Tokayev would seem to agree with Lavrov about the role of “external forces.” He asserted that among the coup organizers were “foreign militants from Afghanistan and Mideastern countries.” Others sources claimed Pakistani Tablighi Jamaat and Turkish connections. Again, the evidence, as it emerges, will shed light on the extent of foreign involvement.
David Goldman insightfully notes in his January 27 Asia Times article “Epidemic of insanity strikes America’s leaders” that “the Muslim issue – and suspicions of Washington’s exploitation of it – force Moscow and Beijing together. That’s why Putin sent his 6th Airborne to crush the revolt in Kazakhstan, and Beijing applauded.”
Turkish Foreign Minister Mevlut Cavusoglu said that “the great Turkic world stands by Kazakhstan. We fully support Kazakhstan in the restoration of stability in the country. As the Republic of Turkey, we have been in contact with the Kazakh authorities from the very beginning.” Turkey supports Eurasian integration, he said, and for that to take place there must be stability in Central Asia, and economic expediency demands linking up with China.
Mackinderism and stoking of conflict in Eurasia
Tokayev has been an observer of the “Mackinderites” and their machinations for some years, well before the coup attempt took place. He appears to have no illusions about their penchant for geopolitical hanky-panky and relentless efforts to destabilize the region for their own gain. Tokayev understands that a destabilized Kazakhstan undermines Eurasian integration.

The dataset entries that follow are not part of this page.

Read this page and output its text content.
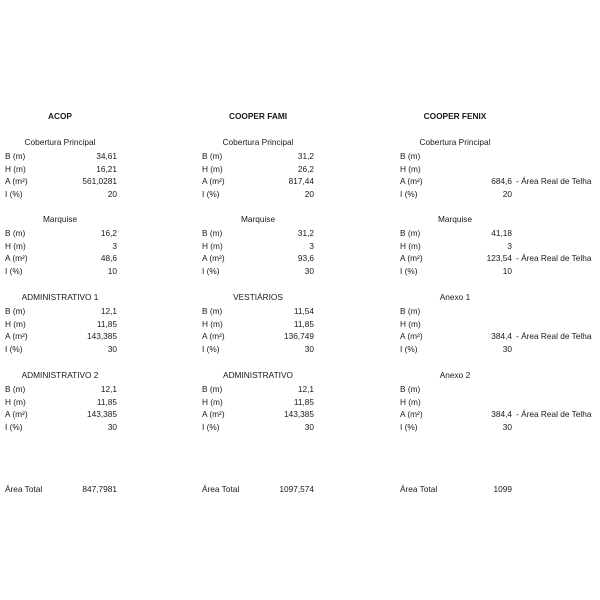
ACOP
Cobertura Principal
B (m)	34,61
H (m)	16,21
A (m²)	561,0281
I (%)	20
Marquise
B (m)	16,2
H (m)	3
A (m²)	48,6
I (%)	10
ADMINISTRATIVO 1
B (m)	12,1
H (m)	11,85
A (m²)	143,385
I (%)	30
ADMINISTRATIVO 2
B (m)	12,1
H (m)	11,85
A (m²)	143,385
I (%)	30
Área Total	847,7981
COOPER FAMI
Cobertura Principal
B (m)	31,2
H (m)	26,2
A (m²)	817,44
I (%)	20
Marquise
B (m)	31,2
H (m)	3
A (m²)	93,6
I (%)	30
VESTIÁRIOS
B (m)	11,54
H (m)	11,85
A (m²)	136,749
I (%)	30
ADMINISTRATIVO
B (m)	12,1
H (m)	11,85
A (m²)	143,385
I (%)	30
Área Total	1097,574
COOPER FENIX
Cobertura Principal
B (m)
H (m)
A (m²)	684,6 - Área Real de Telha
I (%)	20
Marquise
B (m)	41,18
H (m)	3
A (m²)	123,54 - Área Real de Telha
I (%)	10
Anexo 1
B (m)
H (m)
A (m²)	384,4 - Área Real de Telha
I (%)	30
Anexo 2
B (m)
H (m)
A (m²)	384,4 - Área Real de Telha
I (%)	30
Área Total	1099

Last month, the “Mackinderites” failed. As Tokayev said, Kazakhstan is a part of Eurasia, and a reality that cannot be ignored.
Like China, India, Russia, Turkey and Uzbekistan, Kazakhstan supports a single inter-connected and integrated geo-economic zone in Asia.
As I have written elsewhere, “Asian and Middle Eastern countries, and particularly Kazakhstan and Uzbekistan, have come to recognize that an inter-connected Eurasian geo-economic landmass crisscrossed by rail, roads and air routes is taking shape and is good for long-term stability despite different geopolitical interests, some of which verge on the intractable.”
The coup attempt gave Tokayev the opportunity to turn the tables on the “Mackinderites” and their merry band of troublemakers.
While the need for reforms remains urgent, it seems likely that the people of Kazakhstan will respond positively to Tokayev’s efforts to build a “New Kazakhstan.”
The government has dealt a severe blow to the oligarchs and their friends and henchmen who had had a field day extracting value from Kazakhstan’s mining, oil, and financial assets at the expense of ordinary folk. It seems that the neoliberal economic development model has been dealt a serious setback in Kazakhstan.
In shaking up Kazakhstan’s leadership circles, by running down the worst of the oligarchs, by defanging neoliberalism as a development model and by firing bureaucrats with a vested interest in the oligopolies, Tokayev has managed to defrock the theologians and practitioners of neoliberalism, and the “Mackinderite” rabble-rousers beyond his country’s borders.
Tokayev almost seemed to be auditioning to be Gary Cooper’s understudy in the January crisis. He came across as remarkably convincing in the role.
The author is a financial consultant, specialist in international development and former deputy assistant administrator for South and Central Asia at USAID.